I remember being very confused because I was told to take off one shoe and give it to the lady behind the counter.
“What size is he?”
“He looks like a size five to me”
“Here, just make sure you return them with the laces UN-DONE!
The women behind the counter handed me a pair of strange looking red and white shoes. I walked over to a plastic bench and proceeded to put them on.
There were also racks and racks of bowling balls all over the place too, mostly black bowling balls with a few red ones scattered around.
“Ok Pete, Ronnie and Joseph, I am going to get each one of you a bowling ball and I want you all to be very careful with them. They are very heavy and if you drop it on your foot your parents aren’t going to be very happy with me.”

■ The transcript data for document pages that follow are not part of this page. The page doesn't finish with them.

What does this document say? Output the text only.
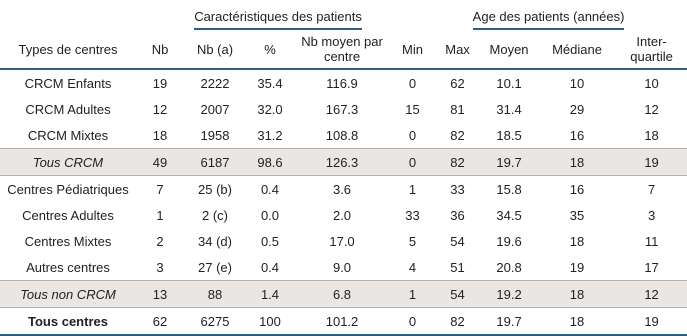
		Caractéristiques des patients			Age des patients (années)				
Types de centres	Nb	Nb (a)	%	Nb moyen par centre	Min	Max	Moyen	Médiane	Inter-quartile
CRCM Enfants	19	2222	35.4	116.9	0	62	10.1	10	10
CRCM Adultes	12	2007	32.0	167.3	15	81	31.4	29	12
CRCM Mixtes	18	1958	31.2	108.8	0	82	18.5	16	18
Tous CRCM	49	6187	98.6	126.3	0	82	19.7	18	19
Centres Pédiatriques	7	25 (b)	0.4	3.6	1	33	15.8	16	7
Centres Adultes	1	2 (c)	0.0	2.0	33	36	34.5	35	3
Centres Mixtes	2	34 (d)	0.5	17.0	5	54	19.6	18	11
Autres centres	3	27 (e)	0.4	9.0	4	51	20.8	19	17
Tous non CRCM	13	88	1.4	6.8	1	54	19.2	18	12
Tous centres	62	6275	100	101.2	0	82	19.7	18	19
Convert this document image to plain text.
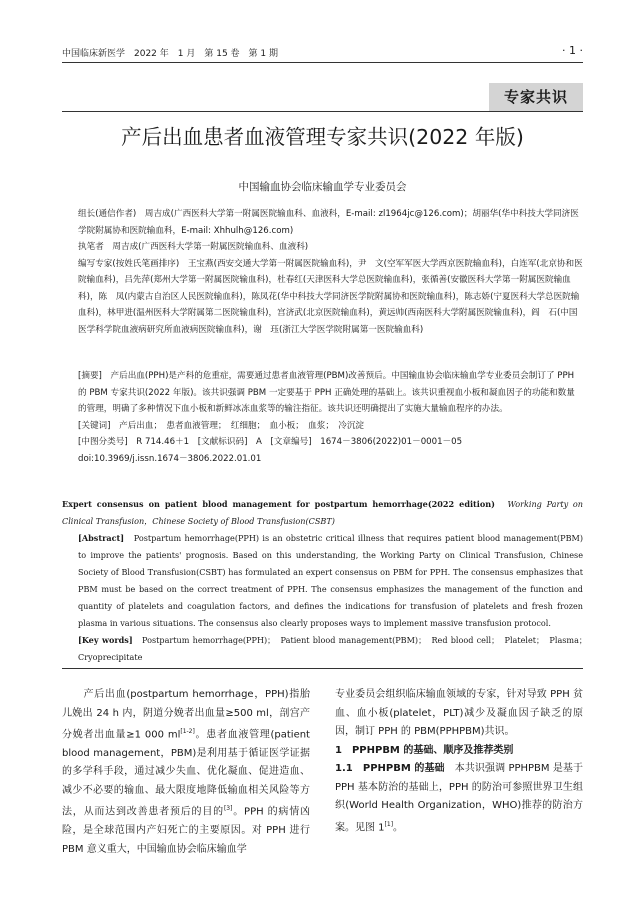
中国临床新医学　2022 年　1 月　第 15 卷　第 1 期	· 1 ·
专家共识
产后出血患者血液管理专家共识(2022 年版)
中国输血协会临床输血学专业委员会

组长(通信作者)　周吉成(广西医科大学第一附属医院输血科、血液科，E-mail: zl1964jc@126.com)；胡丽华(华中科技大学同济医学院附属协和医院输血科，E-mail: Xhhulh@126.com)

执笔者　周吉成(广西医科大学第一附属医院输血科、血液科)

编写专家(按姓氏笔画排序)　王宝燕(西安交通大学第一附属医院输血科)，尹　文(空军军医大学西京医院输血科)，白连军(北京协和医院输血科)，吕先萍(郑州大学第一附属医院输血科)，杜春红(天津医科大学总医院输血科)，张循善(安徽医科大学第一附属医院输血科)，陈　凤(内蒙古自治区人民医院输血科)，陈凤花(华中科技大学同济医学院附属协和医院输血科)，陈志娇(宁夏医科大学总医院输血科)，林甲进(温州医科大学附属第二医院输血科)，宫济武(北京医院输血科)，黄远帅(西南医科大学附属医院输血科)，阎　石(中国医学科学院血液病研究所血液病医院输血科)，谢　珏(浙江大学医学院附属第一医院输血科)

[摘要]　 产后出血(PPH)是产科的危重症，需要通过患者血液管理(PBM)改善预后。中国输血协会临床输血学专业委员会制订了 PPH 的 PBM 专家共识(2022 年版)。该共识强调 PBM 一定要基于 PPH 正确处理的基础上。该共识重视血小板和凝血因子的功能和数量的管理，明确了多种情况下血小板和新鲜冰冻血浆等的输注指征。该共识还明确提出了实施大量输血程序的办法。

[关键词]　 产后出血；　患者血液管理；　红细胞；　血小板；　血浆；　冷沉淀

[中图分类号]　 R 714.46＋1　 [文献标识码]　 A　 [文章编号]　 1674－3806(2022)01－0001－05

doi:10.3969/j.issn.1674－3806.2022.01.01

Expert consensus on patient blood management for postpartum hemorrhage(2022 edition)　 Working Party on Clinical Transfusion，Chinese Society of Blood Transfusion(CSBT)

[Abstract]　 Postpartum hemorrhage(PPH) is an obstetric critical illness that requires patient blood management(PBM) to improve the patients' prognosis. Based on this understanding, the Working Party on Clinical Transfusion, Chinese Society of Blood Transfusion(CSBT) has formulated an expert consensus on PBM for PPH. The consensus emphasizes that PBM must be based on the correct treatment of PPH. The consensus emphasizes the management of the function and quantity of platelets and coagulation factors, and defines the indications for transfusion of platelets and fresh frozen plasma in various situations. The consensus also clearly proposes ways to implement massive transfusion protocol.

[Key words]　 Postpartum hemorrhage(PPH)；　Patient blood management(PBM)；　Red blood cell；　Platelet；　Plasma；　Cryoprecipitate

　　产后出血(postpartum hemorrhage，PPH)指胎儿娩出 24 h 内，阴道分娩者出血量≥500 ml，剖宫产分娩者出血量≥1 000 ml[1-2]。患者血液管理(patient blood management，PBM)是利用基于循证医学证据的多学科手段，通过减少失血、优化凝血、促进造血、减少不必要的输血、最大限度地降低输血相关风险等方法，从而达到改善患者预后的目的[3]。PPH 的病情凶险，是全球范围内产妇死亡的主要原因。对 PPH 进行 PBM 意义重大，中国输血协会临床输血学

专业委员会组织临床输血领域的专家，针对导致 PPH 贫血、血小板(platelet，PLT)减少及凝血因子缺乏的原因，制订 PPH 的 PBM(PPHPBM)共识。

1　PPHPBM 的基础、顺序及推荐类别

1.1　PPHPBM 的基础　 本共识强调 PPHPBM 是基于 PPH 基本防治的基础上，PPH 的防治可参照世界卫生组织(World Health Organization，WHO)推荐的防治方案。见图 1[1]。
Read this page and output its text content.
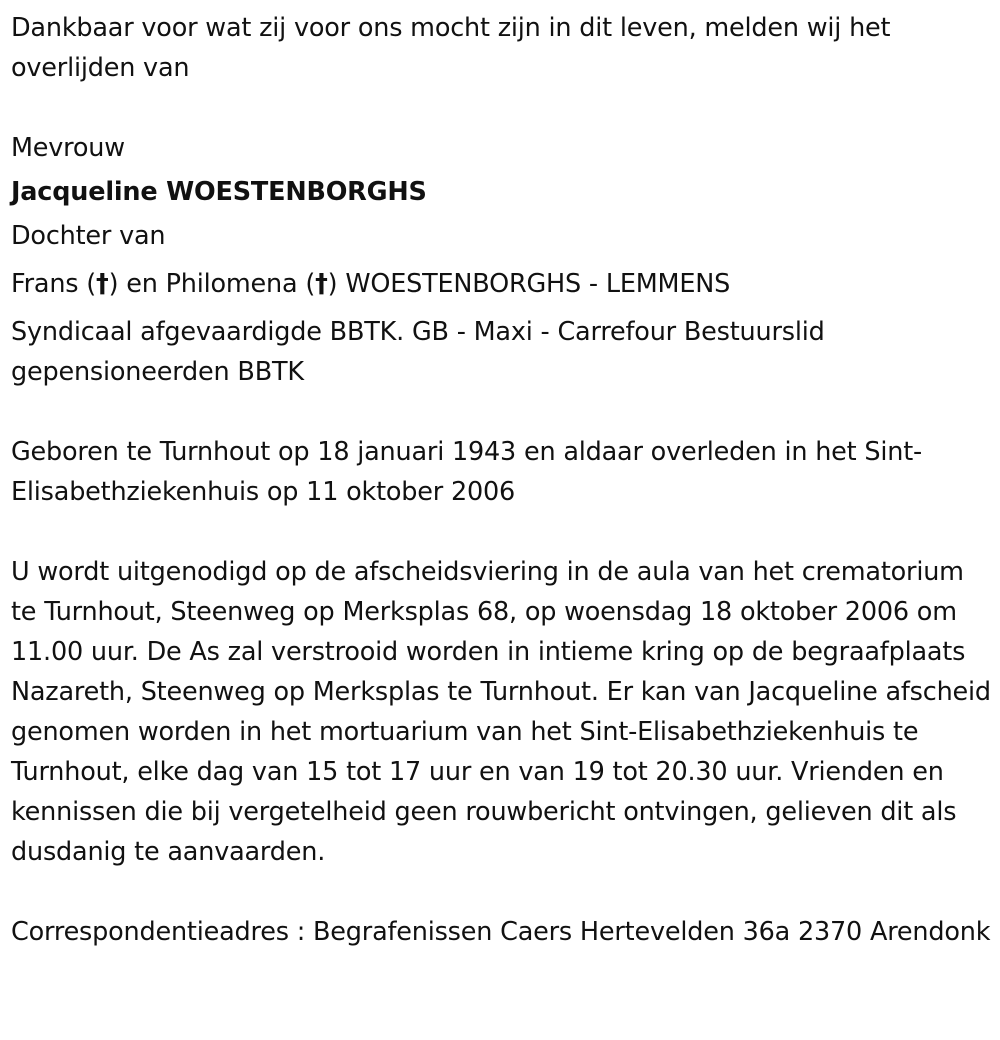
Dankbaar voor wat zij voor ons mocht zijn in dit leven, melden wij het overlijden van

Mevrouw
Jacqueline WOESTENBORGHS
Dochter van
Frans (†) en Philomena (†) WOESTENBORGHS - LEMMENS

Syndicaal afgevaardigde BBTK. GB - Maxi - Carrefour Bestuurslid gepensioneerden BBTK

Geboren te Turnhout op 18 januari 1943 en aldaar overleden in het Sint-Elisabethziekenhuis op 11 oktober 2006

U wordt uitgenodigd op de afscheidsviering in de aula van het crematorium te Turnhout, Steenweg op Merksplas 68, op woensdag 18 oktober 2006 om 11.00 uur. De As zal verstrooid worden in intieme kring op de begraafplaats Nazareth, Steenweg op Merksplas te Turnhout. Er kan van Jacqueline afscheid genomen worden in het mortuarium van het Sint-Elisabethziekenhuis te Turnhout, elke dag van 15 tot 17 uur en van 19 tot 20.30 uur. Vrienden en kennissen die bij vergetelheid geen rouwbericht ontvingen, gelieven dit als dusdanig te aanvaarden.

Correspondentieadres : Begrafenissen Caers Hertevelden 36a 2370 Arendonk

Tony walked over to the racks and lifted various balls with his right hand. After a couple of minutes he started bringing over the black balls and gently placed them on the rack right behind the ball return
“Now Ronnie this is how you throw the ball”
I remember watching Tony as he rolled the black ball smoothly down the long dark alley. Within seconds the pins exploded and the ball disappeared into darkness. Tony looked at us and smiled.
“See guys that’s how you do it”
When it was my turn I remember picking up the heavy ball with both my hands, I slowly walked up to the alley and rolled it with all my might. Within moments the ball slid sideways into the gutter. I walked back feeling somewhat dejected but Tony made sure to cheer me up by telling me I did a great job. He also did his best to encourage me too.
"Ronnie, try to roll it straight down the lane next time, I know you can do it".
So the second time I rolled the ball it did go straight down the lane, it hit about three pins and I felt like a millionaire!
That was 1965 on a snowy winter's day in Kensington Brooklyn.
It’s funny how you just remember certain things in life, and if there’s one thing I will always remember it’s the first time I rolled a bowling ball down at Park Circle Lanes. The agony of seeing it fall into the gutter, along with the joy of seeing the ball knock down a pin or two. The smell of popcorn and hotdogs along with cigarette smoke on your clothes. The walk home through the snow filled sidewalks of Kensington with Tony, Joseph and Pete. Feeling so proud of myself that I got a twenty-five, and so excited to tell my mom about the bowling alley and the fun I had there.
I still remember that day, isn’t that something?
So whatever happened to Kensington’s Park Circle Lanes?
Well sometime back in the late 80’s or early 90’s it closed down like many other bowling alleys in Brooklyn and just became another memory for a child of Brooklyn. Now replaced by a gigantic church right across the street form Kensington Stables where it once was.
Oh, but don't you worry, some things never change. One snowy Saturday a few weeks ago I took my kids over to Melody Lanes in Sunset Park. When the lady behind the counter handed us our shoes she made sure to remind us to return them with the laces UN-DONE!
And both my kids had the time of their lives, and maybe someday will think of it too.